あと、この曲については「Very Relaxing」とも書いてあった。

(確かに聴いてると寝落ちします)

 

ピッチフォークのレビュー読むと、この曲「あなたがいるなら・If you're here」のことは「FANTASMA」ほどベタぼめしてないんですね。

レビュー読んでも、tofubeatsFANTASY CLUBみたいに「今年のJPOPでベストなアルバムの一つ」、みたいな言い方が出て来ないから、ほめてるのかけなしてるのか、ところどころすごく迷ったけど、それだけこのレビュー書いた人(とこの曲)が微妙な表現をしていて、高級な書き方なのかもしれないです。

 

じっくり読むと、結構慎重に扱ってるな、って感じがして、たぶん「今年のJPOPでベストな一つ」みたいなものとは、ちょっと別次元のものとして書いてる感じがしました。

  

あと、アメリカの人でも、この曲聴いて愛は感じてくれるんだ、って思って単純にうれしかったですね。

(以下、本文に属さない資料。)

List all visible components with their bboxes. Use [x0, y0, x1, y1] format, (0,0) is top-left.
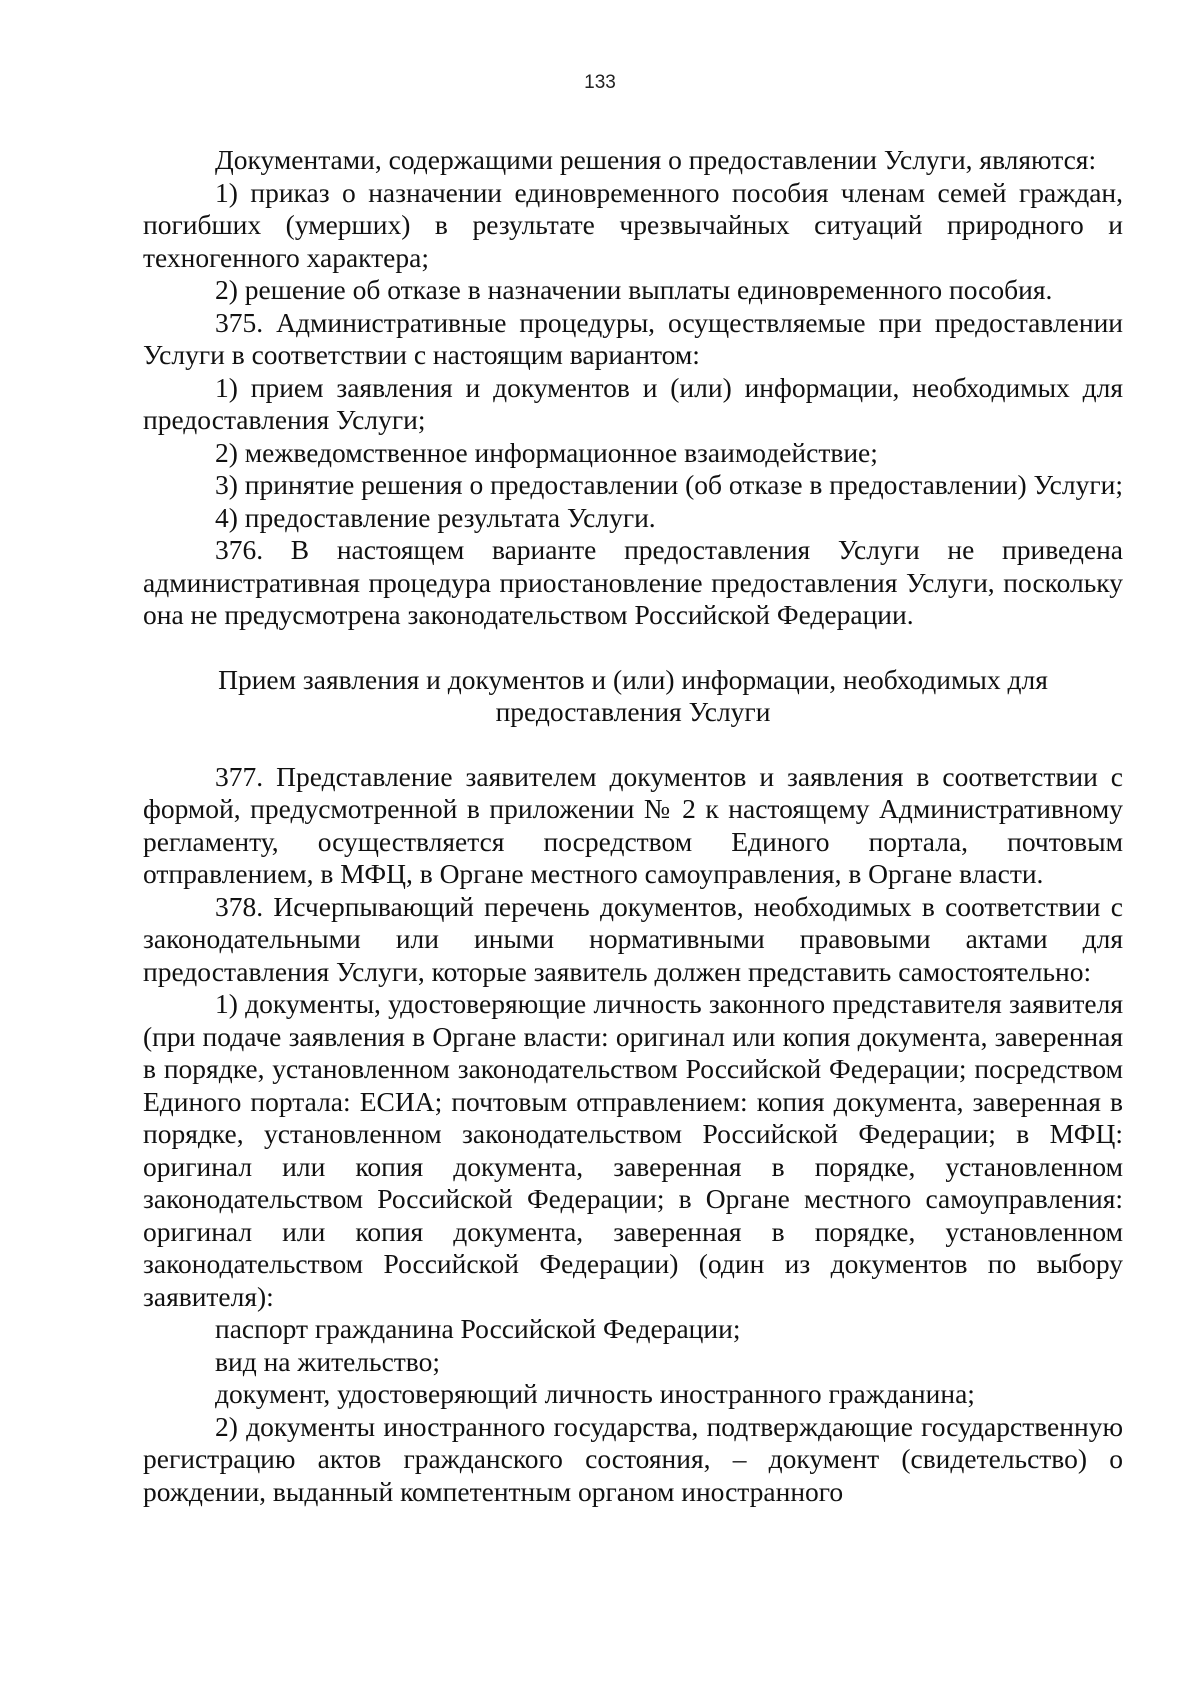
list-item-foreign-id: документ, удостоверяющий личность иностранного гражданина; — [215, 1378, 975, 1409]
paragraph-identity-documents: 1) документы, удостоверяющие личность законного представителя заявителя (при подаче заявления в Органе власти: оригинал или копия документа, заверенная в порядке, установленном законодательством Российской Федерации; посредством Единого портала: ЕСИА; почтовым отправлением: копия документа, заверенная в порядке, установленном законодательством Российской Федерации; в МФЦ: оригинал или копия документа, заверенная в порядке, установленном законодательством Российской Федерации; в Органе местного самоуправления: оригинал или копия документа, заверенная в порядке, установленном законодательством Российской Федерации) (один из документов по выбору заявителя): — [143, 988, 1123, 1312]
paragraph-376: 376. В настоящем варианте предоставления Услуги не приведена административная процедура приостановление предоставления Услуги, поскольку она не предусмотрена законодательством Российской Федерации. — [143, 534, 1123, 630]
paragraph-procedure-1: 1) прием заявления и документов и (или) информации, необходимых для предоставления Услуги; — [143, 371, 1123, 435]
paragraph-foreign-documents: 2) документы иностранного государства, подтверждающие государственную регистрацию актов гражданского состояния, – документ (свидетельство) о рождении, выданный компетентным органом иностранного — [143, 1410, 1123, 1507]
paragraph-procedure-4: 4) предоставление результата Услуги. — [215, 501, 656, 533]
paragraph-378: 378. Исчерпывающий перечень документов, необходимых в соответствии с законодательными или иными нормативными правовыми актами для предоставления Услуги, которые заявитель должен представить самостоятельно: — [143, 890, 1123, 987]
paragraph-375: 375. Административные процедуры, осуществляемые при предоставлении Услуги в соответствии с настоящим вариантом: — [143, 306, 1123, 370]
document-body — [143, 144, 1123, 1508]
list-item-residence-permit: вид на жительство; — [215, 1345, 440, 1377]
paragraph-item-order: 1) приказ о назначении единовременного пособия членам семей граждан, погибших (умерших) в результате чрезвычайных ситуаций природного и техногенного характера; — [143, 176, 1123, 273]
page-number: 133 — [584, 72, 616, 93]
paragraph-item-refusal: 2) решение об отказе в назначении выплаты единовременного пособия. — [215, 274, 1053, 305]
paragraph-procedure-3: 3) принятие решения о предоставлении (об отказе в предоставлении) Услуги; — [215, 469, 1123, 500]
paragraph-procedure-2: 2) межведомственное информационное взаимодействие; — [215, 436, 878, 468]
paragraph-377: 377. Представление заявителем документов и заявления в соответствии с формой, предусмотренной в приложении № 2 к настоящему Административному регламенту, осуществляется посредством Единого портала, почтовым отправлением, в МФЦ, в Органе местного самоуправления, в Органе власти. — [143, 760, 1123, 889]
section-heading: Прием заявления и документов и (или) информации, необходимых для предоставления Услуги — [218, 663, 1048, 727]
paragraph-documents-intro: Документами, содержащими решения о предоставлении Услуги, являются: — [215, 144, 1097, 175]
list-item-passport: паспорт гражданина Российской Федерации; — [215, 1313, 741, 1344]
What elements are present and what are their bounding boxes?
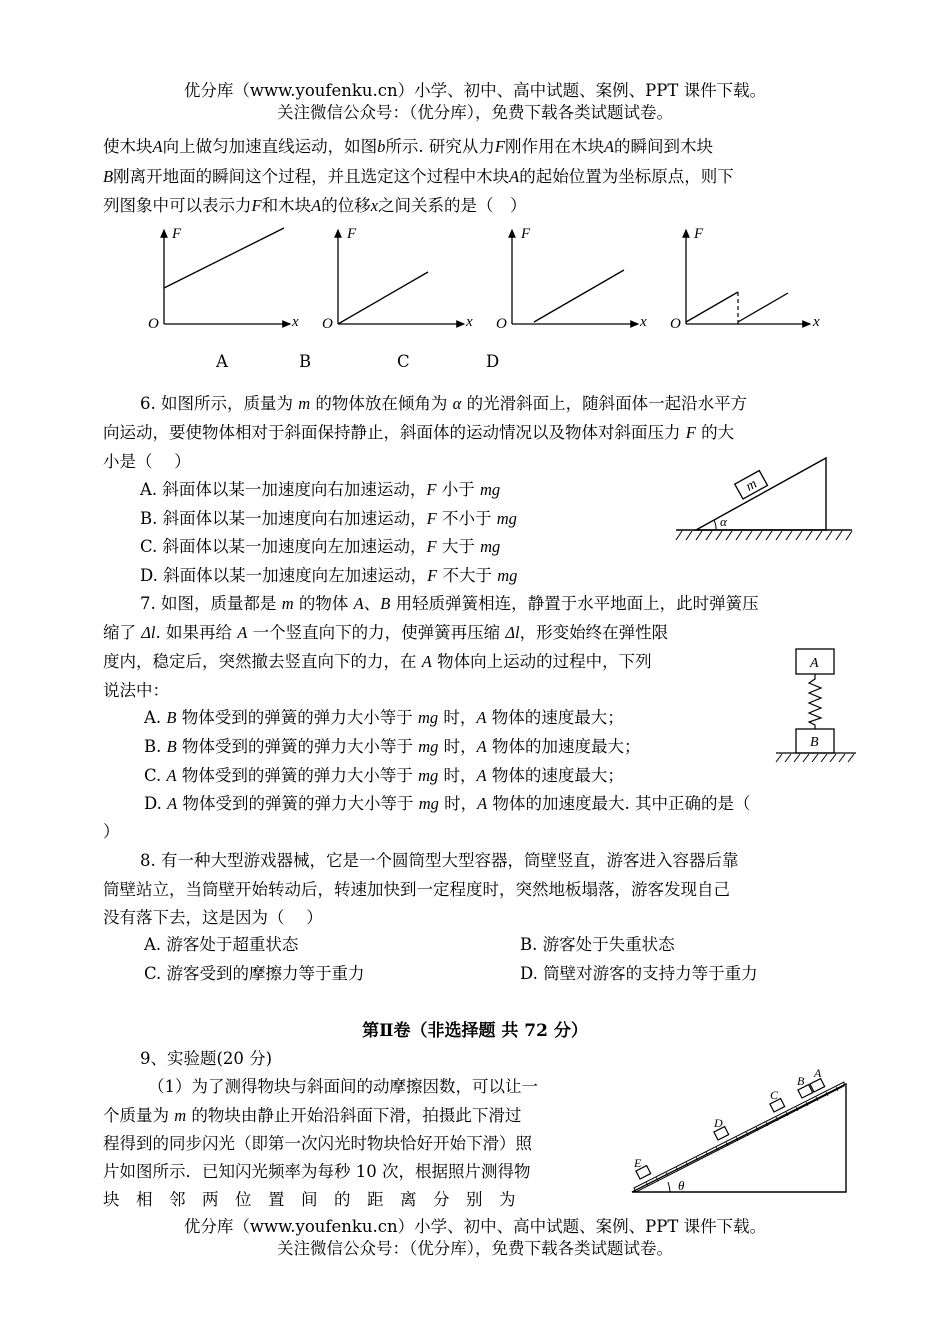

(あとは私小説的なアルバムの後半をどうとらえてくれるかだね・・・欧米人は私小説好まないからね・・・ただの私小説、を超える仕掛けもあるんだけど、ピッチフォークなら気づくかな。あ、これも説明します。)

 

ちなみにコーネリアスの過去作はファンタズマ8.8点、ポイント7.8点、センシュアス7.8点

わたしもこれとほぼ同意見です。

コーネリアス名義の過去の作品の中ではFantasmaが飛び抜けてると思う。

思い出補正もあるかなと思ってまたFantasma聴いてるんだけど、

(私の持ってるのはやっぱり音質がちょっとよろしくない。リマスター欲しい。)

わたし的には「Mellow Waves」はFantasmaを超えたかも、って思ってます。

ただ20代だったらFantasmaの方がいいって思ったかもしれないですね。


ちなみに最近の日本人だときゃりーぱみゅぱみゅがレビューされてて、だいたい6点台だった。宇多田ヒカルFantômeはアメリカでも売れた(ビルボード1位)みたいだけど、レビューはスルー。

ピッチフォークのレビュー(点数)、じゃあ、10点満点のってどんなだ、って聴いてみたけど、洋楽だと納得いったりいかなかったりなんですが(英語だと歌詞がわからないし)

 

Fantasmaのレビュー読んでても、コーネリアスに関して書かれてることは結構信用できる気がするんです。


さあ、ピッチフォークが、日本語歌詞で、一部英語歌詞の「Mellow Waves」に何点つけてくるのか、どんなレビュー書いてくるのか。

 

ちなみに「いつか/どこか」はまだ何も触れられてなかったです。

「あなたがいるなら」に spacious を感じてくれるピッチフォークさんなら

「死」をポップに表現した「いつか/どこか」も好きそうな気がするし、それをレビューでどう表現してくれるか気になる。

 

音楽について書く、ってすごく難しくて、だからあえてそういうことをこのブログではやっている、っていうところもあるんだけど、よっぽど書きたい対象じゃないと、書けないし、書きたいと思っても、どうしても言葉が出てこない音楽もある。

(右脳にインプットされてきたものを左脳でアウトプットする困難さみたいな)

とりあえずMellow Wavesは、どうしても書きたい対象、ではあるので、

Mellow Waves の解説も引き続き書き続けます。